Light Convolutional Neural Network with Feature Genuinization for Detection of Synthetic Speech Attacks

Authors: Zhenzong Wu, Rohan Kumar Das, Jichen Yang, Haizhou Li

Published: 2020-09-21 06:38:19+00:00

AI Summary

This paper proposes a novel feature genuinization method for synthetic speech detection. It uses a CNN-based transformer trained on genuine speech to enhance the difference between genuine and synthetic speech features before classification with a light CNN. This approach outperforms state-of-the-art methods on the ASVspoof 2019 dataset.

Abstract

Modern text-to-speech (TTS) and voice conversion (VC) systems produce natural sounding speech that questions the security of automatic speaker verification (ASV). This makes detection of such synthetic speech very important to safeguard ASV systems from unauthorized access. Most of the existing spoofing countermeasures perform well when the nature of the attacks is made known to the system during training. However, their performance degrades in face of unseen nature of attacks. In comparison to the synthetic speech created by a wide range of TTS and VC methods, genuine speech has a more consistent distribution. We believe that the difference between the distribution of synthetic and genuine speech is an important discriminative feature between the two classes. In this regard, we propose a novel method referred to as feature genuinization that learns a transformer with convolutional neural network (CNN) using the characteristics of only genuine speech. We then use this genuinization transformer with a light CNN classifier. The ASVspoof 2019 logical access corpus is used to evaluate the proposed method. The studies show that the proposed feature genuinization based LCNN system outperforms other state-of-the-art spoofing countermeasures, depicting its effectiveness for detection of synthetic speech attacks.


Key findings
The proposed feature genuinization based LCNN system outperforms other state-of-the-art spoofing countermeasures, achieving a lower t-DCF and EER on the ASVspoof 2019 logical access corpus evaluation set.

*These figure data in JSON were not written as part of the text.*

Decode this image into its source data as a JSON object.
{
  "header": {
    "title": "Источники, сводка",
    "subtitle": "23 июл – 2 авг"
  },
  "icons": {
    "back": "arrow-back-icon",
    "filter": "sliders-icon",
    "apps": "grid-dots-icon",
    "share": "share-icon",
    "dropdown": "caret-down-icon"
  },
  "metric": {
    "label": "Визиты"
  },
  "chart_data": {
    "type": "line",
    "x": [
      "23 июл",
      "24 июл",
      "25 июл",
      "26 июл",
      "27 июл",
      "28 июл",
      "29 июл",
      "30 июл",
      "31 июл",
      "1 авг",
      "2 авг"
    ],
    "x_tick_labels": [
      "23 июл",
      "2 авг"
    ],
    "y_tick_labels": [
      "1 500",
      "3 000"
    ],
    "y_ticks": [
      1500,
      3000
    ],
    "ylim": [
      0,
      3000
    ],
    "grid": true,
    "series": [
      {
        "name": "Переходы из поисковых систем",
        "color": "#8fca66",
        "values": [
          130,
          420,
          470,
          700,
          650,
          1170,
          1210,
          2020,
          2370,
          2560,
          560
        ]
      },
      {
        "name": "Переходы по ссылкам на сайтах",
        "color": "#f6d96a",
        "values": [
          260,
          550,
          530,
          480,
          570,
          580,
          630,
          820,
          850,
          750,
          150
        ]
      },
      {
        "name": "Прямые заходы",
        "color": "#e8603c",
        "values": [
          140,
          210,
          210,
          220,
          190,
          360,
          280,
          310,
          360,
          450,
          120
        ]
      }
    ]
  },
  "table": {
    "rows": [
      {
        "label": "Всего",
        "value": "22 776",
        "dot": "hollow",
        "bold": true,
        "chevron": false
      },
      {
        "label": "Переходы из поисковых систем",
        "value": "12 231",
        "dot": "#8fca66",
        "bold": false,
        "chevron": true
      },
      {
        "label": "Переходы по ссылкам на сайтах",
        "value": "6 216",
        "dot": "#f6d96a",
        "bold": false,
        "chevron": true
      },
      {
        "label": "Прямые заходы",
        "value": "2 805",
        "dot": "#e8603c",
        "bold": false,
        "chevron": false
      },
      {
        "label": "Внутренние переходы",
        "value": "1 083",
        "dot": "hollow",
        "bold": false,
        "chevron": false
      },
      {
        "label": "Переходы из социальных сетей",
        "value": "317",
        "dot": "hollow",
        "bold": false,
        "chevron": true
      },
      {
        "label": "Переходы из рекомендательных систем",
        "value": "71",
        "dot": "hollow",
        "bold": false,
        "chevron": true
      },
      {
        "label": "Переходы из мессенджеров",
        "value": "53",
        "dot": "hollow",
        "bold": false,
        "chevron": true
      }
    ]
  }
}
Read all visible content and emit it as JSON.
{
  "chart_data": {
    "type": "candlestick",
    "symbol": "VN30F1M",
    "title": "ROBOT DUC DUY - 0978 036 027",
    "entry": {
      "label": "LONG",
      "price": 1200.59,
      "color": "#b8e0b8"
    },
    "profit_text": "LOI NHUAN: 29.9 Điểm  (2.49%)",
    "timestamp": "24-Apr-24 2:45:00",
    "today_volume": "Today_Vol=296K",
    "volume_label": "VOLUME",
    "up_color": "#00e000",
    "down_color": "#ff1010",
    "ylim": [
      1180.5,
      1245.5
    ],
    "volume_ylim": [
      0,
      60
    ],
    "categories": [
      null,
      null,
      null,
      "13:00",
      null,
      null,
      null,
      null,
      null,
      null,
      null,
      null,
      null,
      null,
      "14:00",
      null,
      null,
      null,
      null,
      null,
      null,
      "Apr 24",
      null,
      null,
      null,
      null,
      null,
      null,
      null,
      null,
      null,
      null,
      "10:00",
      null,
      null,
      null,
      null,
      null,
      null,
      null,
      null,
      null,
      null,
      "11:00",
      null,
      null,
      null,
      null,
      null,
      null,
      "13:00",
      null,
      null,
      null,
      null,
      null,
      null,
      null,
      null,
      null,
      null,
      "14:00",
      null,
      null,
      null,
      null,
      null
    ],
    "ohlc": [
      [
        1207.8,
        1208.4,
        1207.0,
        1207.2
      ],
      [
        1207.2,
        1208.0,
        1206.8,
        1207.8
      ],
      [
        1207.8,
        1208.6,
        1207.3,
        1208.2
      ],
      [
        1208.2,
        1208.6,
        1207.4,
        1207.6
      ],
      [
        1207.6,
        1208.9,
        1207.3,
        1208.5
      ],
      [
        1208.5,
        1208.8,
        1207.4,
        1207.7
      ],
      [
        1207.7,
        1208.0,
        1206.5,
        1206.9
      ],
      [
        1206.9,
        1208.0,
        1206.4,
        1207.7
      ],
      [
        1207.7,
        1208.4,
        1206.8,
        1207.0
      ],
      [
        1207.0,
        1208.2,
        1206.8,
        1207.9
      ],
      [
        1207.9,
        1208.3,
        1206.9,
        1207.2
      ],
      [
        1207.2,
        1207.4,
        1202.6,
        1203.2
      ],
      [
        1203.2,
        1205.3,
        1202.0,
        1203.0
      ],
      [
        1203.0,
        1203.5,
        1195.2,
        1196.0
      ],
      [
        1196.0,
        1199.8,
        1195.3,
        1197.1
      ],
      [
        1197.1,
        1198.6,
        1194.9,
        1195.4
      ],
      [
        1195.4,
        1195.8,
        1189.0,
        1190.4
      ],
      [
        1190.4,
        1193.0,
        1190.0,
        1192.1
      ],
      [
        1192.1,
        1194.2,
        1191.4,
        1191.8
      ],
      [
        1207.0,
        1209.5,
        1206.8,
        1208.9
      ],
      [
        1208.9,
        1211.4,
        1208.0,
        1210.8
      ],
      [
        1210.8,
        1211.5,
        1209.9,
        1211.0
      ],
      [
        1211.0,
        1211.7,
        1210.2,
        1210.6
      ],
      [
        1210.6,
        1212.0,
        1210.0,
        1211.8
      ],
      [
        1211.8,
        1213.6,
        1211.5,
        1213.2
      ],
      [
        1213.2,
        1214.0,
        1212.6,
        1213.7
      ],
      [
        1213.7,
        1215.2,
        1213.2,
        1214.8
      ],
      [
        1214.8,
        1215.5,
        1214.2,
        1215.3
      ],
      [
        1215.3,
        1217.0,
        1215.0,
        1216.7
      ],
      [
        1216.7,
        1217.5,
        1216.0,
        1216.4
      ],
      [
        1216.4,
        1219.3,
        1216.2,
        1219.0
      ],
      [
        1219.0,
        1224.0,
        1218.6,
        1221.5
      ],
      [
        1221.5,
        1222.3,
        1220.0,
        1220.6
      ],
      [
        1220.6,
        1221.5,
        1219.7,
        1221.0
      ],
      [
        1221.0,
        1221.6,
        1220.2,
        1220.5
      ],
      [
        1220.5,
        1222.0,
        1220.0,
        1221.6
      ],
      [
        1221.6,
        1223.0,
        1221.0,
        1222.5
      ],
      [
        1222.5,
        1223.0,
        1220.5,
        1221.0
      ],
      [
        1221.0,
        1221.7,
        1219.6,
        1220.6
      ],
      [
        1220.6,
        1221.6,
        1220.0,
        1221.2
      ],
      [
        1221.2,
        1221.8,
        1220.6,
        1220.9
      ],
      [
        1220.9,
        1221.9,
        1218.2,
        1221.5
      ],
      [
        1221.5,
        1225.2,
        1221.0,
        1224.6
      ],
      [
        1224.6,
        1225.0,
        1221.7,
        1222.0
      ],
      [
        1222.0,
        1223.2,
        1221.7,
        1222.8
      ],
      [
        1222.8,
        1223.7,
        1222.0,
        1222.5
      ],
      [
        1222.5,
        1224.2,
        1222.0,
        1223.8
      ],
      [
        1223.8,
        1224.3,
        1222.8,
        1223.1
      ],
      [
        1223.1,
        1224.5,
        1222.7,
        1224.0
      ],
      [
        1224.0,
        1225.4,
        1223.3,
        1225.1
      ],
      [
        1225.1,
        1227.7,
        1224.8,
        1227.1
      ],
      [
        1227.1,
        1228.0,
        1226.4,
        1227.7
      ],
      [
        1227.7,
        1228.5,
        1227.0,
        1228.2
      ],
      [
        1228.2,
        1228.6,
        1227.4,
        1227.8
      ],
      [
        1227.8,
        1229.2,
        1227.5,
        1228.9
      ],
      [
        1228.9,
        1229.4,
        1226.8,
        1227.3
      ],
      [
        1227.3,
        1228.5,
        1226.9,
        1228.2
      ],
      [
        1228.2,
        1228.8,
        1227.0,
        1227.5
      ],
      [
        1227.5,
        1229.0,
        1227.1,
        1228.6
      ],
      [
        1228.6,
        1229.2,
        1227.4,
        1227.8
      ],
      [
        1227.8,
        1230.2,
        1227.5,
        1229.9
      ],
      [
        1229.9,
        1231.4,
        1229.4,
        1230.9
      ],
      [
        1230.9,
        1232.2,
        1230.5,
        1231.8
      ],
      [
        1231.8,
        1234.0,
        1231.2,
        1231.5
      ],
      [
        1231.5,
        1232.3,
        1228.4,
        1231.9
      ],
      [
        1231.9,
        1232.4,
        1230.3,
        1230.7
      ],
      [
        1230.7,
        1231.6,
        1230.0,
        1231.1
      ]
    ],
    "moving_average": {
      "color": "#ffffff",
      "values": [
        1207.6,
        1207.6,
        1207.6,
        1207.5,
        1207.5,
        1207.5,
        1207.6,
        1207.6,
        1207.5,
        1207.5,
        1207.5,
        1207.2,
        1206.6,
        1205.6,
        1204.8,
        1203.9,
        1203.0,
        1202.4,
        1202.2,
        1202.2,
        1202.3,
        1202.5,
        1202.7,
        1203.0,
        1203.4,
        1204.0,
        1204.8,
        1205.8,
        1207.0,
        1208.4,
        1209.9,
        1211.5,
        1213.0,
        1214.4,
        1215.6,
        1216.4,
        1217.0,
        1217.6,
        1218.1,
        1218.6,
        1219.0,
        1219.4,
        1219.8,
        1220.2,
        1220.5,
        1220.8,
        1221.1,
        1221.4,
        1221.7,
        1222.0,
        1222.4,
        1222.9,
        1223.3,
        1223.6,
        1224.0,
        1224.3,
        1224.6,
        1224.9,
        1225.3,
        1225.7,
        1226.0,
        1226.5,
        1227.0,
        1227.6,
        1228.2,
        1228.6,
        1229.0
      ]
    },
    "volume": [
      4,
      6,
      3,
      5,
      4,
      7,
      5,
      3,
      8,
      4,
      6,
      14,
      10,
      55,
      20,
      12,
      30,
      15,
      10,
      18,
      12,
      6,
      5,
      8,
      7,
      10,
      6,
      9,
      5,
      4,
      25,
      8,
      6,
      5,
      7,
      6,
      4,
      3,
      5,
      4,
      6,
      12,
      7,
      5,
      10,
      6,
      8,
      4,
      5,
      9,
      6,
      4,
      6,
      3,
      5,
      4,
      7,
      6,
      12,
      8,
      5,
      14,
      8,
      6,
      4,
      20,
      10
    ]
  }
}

A contrast experiment using a model trained on spoofed speech instead showed worse performance, validating the proposed approach.
Approach
The proposed approach uses a CNN-based transformer (genuinizaiton transformer) trained solely on genuine speech to transform both genuine and synthetic speech features. These transformed features are then fed into a light CNN classifier for spoofing detection. The transformer aims to amplify the differences between genuine and synthetic speech distributions.
Datasets
ASVspoof 2019 logical access corpus
Model(s)
Convolutional Neural Network (CNN) based genuinization transformer and a light CNN classifier.
Author countries
Singapore, China